Sometimes you need audacious statements in politics to understand intricate challenges for the future: Elizabeth Warren’s Student loans bill is one of them.
Warren recently proposed her first piece of legislation since she took office earlier this year. Her bill posits that students should be charged the same interest rate that the Federal Reserve banks charges interest rates towards big banks, which compose a large share of our financial system. This would put interest rates down to 0.75%, the current interest rate the Federal Reserve has set. With student loans set to go up to 6.8%, this is a bill that is far more polarizing for the specific intent to bring this issue up to debate and address an impending student debt bubble. Student loans have the second highest debt in the current market, only behind the housing market. This is a political statement, which would then lead to a larger compromise on both sides of the aisle.
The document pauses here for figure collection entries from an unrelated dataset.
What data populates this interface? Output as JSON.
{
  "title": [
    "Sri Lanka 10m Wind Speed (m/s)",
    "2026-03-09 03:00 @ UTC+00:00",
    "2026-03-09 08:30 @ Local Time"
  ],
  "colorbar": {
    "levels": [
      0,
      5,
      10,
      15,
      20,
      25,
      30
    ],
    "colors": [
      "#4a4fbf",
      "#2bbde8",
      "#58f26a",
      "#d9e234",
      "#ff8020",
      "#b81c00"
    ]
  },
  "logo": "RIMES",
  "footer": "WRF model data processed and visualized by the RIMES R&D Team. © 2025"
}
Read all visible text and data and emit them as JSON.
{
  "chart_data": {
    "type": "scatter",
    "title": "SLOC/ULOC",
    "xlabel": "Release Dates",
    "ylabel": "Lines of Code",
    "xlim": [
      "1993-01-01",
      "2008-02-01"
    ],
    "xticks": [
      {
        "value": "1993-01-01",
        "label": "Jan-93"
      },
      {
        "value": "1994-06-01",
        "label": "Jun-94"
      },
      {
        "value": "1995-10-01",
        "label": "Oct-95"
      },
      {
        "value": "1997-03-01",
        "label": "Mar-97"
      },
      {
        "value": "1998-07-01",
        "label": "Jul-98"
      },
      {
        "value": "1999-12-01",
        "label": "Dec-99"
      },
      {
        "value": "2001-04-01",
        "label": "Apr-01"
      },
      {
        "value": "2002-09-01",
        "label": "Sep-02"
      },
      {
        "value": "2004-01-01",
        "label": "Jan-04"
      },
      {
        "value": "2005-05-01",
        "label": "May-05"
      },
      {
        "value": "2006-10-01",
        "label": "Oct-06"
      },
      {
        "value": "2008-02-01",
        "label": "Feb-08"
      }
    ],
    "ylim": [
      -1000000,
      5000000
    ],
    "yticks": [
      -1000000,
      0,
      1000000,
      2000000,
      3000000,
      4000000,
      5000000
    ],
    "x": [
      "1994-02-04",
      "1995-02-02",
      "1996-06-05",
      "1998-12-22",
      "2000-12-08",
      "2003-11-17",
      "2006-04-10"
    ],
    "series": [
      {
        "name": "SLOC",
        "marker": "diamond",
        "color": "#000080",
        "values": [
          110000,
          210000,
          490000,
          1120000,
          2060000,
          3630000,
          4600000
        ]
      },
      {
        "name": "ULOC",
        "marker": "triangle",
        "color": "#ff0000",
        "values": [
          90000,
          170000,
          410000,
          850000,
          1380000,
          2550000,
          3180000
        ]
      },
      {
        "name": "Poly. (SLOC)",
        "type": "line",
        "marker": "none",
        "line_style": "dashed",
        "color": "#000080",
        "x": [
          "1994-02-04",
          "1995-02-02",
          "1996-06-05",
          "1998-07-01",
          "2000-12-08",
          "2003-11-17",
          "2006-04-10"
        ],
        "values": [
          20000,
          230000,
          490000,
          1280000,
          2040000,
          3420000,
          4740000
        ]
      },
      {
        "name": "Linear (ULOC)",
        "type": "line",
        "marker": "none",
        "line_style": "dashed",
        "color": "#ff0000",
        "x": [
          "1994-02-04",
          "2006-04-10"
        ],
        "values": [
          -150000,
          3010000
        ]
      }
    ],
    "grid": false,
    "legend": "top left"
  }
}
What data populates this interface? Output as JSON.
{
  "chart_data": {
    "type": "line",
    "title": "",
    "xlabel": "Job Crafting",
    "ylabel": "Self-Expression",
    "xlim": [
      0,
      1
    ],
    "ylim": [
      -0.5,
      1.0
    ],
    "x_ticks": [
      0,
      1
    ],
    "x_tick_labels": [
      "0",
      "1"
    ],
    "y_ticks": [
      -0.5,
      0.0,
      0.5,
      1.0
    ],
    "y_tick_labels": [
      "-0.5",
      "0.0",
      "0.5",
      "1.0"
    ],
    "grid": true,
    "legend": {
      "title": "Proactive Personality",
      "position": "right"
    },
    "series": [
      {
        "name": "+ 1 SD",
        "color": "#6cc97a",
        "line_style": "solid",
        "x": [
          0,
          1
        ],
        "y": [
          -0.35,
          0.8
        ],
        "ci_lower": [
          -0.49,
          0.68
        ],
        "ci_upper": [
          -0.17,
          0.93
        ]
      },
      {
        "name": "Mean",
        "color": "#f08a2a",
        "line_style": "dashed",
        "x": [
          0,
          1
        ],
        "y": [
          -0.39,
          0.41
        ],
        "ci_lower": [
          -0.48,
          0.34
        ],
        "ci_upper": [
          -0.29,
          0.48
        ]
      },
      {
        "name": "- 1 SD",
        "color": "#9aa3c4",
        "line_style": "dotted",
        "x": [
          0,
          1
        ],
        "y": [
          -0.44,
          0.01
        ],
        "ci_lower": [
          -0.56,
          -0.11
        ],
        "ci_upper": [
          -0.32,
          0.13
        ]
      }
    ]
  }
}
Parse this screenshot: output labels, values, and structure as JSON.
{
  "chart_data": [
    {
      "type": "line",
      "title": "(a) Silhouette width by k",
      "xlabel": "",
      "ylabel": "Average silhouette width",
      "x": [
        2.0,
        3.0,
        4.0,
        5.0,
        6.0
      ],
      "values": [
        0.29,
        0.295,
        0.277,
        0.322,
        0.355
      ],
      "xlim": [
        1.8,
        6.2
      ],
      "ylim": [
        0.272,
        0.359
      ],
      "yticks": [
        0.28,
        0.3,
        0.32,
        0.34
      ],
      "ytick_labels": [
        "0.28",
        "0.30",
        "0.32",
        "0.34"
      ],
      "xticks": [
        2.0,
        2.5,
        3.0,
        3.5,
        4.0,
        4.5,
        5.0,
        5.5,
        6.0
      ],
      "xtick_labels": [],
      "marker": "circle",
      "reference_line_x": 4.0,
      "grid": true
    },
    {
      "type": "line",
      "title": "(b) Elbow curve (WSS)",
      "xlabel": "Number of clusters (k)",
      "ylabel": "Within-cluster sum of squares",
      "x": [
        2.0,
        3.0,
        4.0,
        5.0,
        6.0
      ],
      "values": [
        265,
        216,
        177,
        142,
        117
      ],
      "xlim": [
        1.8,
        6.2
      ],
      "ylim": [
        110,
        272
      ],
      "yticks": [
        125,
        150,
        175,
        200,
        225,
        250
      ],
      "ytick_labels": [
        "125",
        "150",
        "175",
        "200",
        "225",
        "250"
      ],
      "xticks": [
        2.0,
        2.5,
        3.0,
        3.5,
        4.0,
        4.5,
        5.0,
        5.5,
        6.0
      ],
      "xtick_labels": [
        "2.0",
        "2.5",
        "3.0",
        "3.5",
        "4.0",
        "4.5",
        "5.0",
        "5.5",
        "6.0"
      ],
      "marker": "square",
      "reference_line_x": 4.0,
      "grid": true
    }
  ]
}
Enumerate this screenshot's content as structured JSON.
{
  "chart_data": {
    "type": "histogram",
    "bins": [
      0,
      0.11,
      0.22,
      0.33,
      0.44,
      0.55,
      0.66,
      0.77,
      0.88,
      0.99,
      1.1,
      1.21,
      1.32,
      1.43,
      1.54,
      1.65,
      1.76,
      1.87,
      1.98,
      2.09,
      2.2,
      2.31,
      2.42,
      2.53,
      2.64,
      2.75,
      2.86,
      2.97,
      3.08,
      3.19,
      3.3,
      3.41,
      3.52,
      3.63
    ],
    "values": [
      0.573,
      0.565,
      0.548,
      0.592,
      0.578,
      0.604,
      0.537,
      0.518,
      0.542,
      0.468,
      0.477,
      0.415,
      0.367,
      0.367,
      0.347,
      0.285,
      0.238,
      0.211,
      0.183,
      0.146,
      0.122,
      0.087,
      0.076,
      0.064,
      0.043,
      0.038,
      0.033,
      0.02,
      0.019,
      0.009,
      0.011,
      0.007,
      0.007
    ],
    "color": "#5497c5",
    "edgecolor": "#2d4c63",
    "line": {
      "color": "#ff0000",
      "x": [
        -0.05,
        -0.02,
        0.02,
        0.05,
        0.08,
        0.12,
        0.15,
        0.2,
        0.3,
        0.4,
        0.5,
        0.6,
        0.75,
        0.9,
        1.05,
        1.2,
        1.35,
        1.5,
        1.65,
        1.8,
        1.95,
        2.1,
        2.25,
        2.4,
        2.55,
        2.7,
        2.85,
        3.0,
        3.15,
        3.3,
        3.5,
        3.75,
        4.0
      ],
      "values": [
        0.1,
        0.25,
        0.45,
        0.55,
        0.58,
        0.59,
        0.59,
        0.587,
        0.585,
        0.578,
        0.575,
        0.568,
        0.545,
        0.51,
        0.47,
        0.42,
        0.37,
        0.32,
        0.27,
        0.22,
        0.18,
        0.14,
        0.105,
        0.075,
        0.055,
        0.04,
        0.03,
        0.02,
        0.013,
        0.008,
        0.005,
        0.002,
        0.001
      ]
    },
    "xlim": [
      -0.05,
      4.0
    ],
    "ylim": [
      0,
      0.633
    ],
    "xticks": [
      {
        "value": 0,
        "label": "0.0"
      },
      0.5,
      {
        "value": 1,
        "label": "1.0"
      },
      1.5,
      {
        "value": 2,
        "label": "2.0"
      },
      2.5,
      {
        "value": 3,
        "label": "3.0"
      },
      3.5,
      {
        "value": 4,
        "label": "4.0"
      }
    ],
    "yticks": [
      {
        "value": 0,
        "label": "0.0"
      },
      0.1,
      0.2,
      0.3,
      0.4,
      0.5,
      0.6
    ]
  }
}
So what does this mean? Such an adjustment would clearly affect the markets because this would be a big cut from 3.4 to 6.8 percent to then 0.75%. The Federal Reserve would also not want to take more assets out onto its balance sheet, which has ballooned because of the financial crisis in 2008. Warren incorporates theories of justice, fairness and equity for a generation drowned in student debt. Student debt has doubled over the past ten years from $10,649 in 2003 to $20,326 in 2012. Warren provides a strong voice which has the concern of many college students. And in many ways asks a simple question: If big banks have the support of taxpayers, why don’t our students receive the same sort of backing?
Warren brings about one of the most important issues for millennials and is slowly incorporating millennials into the larger political debate. What on earth do you do with so much student debt? If the American public does not address issue sooner rather than later, American taxpayers might have another mess to deal with. Student debt takes no prisoners. With education only becoming more increasingly important, with bachelor degrees necessary to land even basic administrative positions, this is an issue, which has reshaped and questioned the American model of higher education. Warren’s bold move in bringing up this issue is something which can bring together a strong coalition. Her bill is not a magic bullet. It’s something that is up for debate, a crafty political play in a time when people and pundits alike are noticing something so tangible that is mortgaging future generations chances for success and prosperity.
Like Occupy Wall Street and many other movements in the past two years, issues that have been on the fringe are slowly entering the center. Warren’s bill will now let a chance for the discussion to shift towards a meaningful debate.